Na perspetiva de Maria Teresa Henriques “quando se olha para a identidade de género não significa estar-se entre o feminino e o masculino, entre a mulher e o homem, entre o cis e o trans, é ir além disso. Alguns dos meus alunos utilizam expressões para se identificarem que eu própria não conheço. Isto significa que todas as categorias que usamos são construções sociais, temporais e espaciais, que resultaram de um contexto específico”. A professora focou o trabalho que algumas escolas e agrupamentos procuram fazer para garantir uma escola não discriminatória, numa fase em que o país está numa espécie de limbo, depois de o Presidente da República ter vetado os decretos da Assembleia da República sobre a escolha de nome próprio neutro e medidas a adotar pelas escolas para a implementação da lei que estabelece a autodeterminação da identidade e expressão de género: “em algumas escolas – dependendo da coragem dos diretores – há firmeza para avançar como podem e com base nos pressupostos dos decretos, sobretudo quando as associações de pais são flexíveis e participativas, mas muitos agrupamentos não querem arriscar, nomeadamente em questões como a possibilidade de o aluno poder mudar o nome próprio. É importante dizer que certas escolas chegaram até a preparar casas de banho sem género definido”.

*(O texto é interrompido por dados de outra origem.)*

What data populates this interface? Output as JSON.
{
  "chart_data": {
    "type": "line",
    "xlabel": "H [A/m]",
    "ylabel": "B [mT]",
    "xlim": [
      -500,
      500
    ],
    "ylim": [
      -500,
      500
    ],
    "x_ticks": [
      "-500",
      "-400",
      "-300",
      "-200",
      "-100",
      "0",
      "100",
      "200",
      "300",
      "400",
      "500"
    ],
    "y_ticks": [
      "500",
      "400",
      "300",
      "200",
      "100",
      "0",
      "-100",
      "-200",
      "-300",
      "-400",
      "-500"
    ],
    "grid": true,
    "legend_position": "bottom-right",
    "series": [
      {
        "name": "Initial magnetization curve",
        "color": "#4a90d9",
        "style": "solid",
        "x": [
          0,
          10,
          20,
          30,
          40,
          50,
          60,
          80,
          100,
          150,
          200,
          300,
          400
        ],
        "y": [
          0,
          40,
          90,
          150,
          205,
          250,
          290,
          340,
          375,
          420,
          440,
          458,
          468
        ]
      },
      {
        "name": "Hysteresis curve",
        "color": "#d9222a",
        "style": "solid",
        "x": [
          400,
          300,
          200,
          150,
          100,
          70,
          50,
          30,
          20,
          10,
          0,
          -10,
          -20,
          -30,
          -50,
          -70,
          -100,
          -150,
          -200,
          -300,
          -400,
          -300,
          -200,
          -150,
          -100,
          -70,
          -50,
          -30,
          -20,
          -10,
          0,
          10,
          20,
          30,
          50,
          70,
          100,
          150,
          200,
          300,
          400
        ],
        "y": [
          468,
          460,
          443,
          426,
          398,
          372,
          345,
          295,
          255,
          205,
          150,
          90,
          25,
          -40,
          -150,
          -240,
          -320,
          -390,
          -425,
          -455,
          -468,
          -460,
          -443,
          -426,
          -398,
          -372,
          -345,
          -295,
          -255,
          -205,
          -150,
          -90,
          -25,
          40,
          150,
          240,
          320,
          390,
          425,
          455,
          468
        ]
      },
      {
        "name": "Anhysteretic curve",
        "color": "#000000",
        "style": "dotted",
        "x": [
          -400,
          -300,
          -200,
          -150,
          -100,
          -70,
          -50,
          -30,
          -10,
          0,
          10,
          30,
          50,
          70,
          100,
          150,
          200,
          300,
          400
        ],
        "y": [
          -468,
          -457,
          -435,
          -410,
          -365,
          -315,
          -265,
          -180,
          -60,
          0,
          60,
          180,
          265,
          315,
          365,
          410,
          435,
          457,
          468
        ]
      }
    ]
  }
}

Ainda segundo a pedadoga, a “revisão da literatura sobre o tema confirma que a escola continua a reproduzir discursos e práticas discriminatórias e isto é algo que eu própria observo. Sou professora no ensino secundário e embora já não exerça atividade letiva faço formação para docentes, sou coordenadora do plano cultural da escola e trabalho com grupos de teatro extra-curriculares, que são aliás espaços de segurança. Nunca iremos resolver esta questão na escola se continuarmos a dizer aos jovens que existe um gabinete no segundo andar onde eles podem conversar sobre qualquer problema de violência ou infelicidade que sintam”.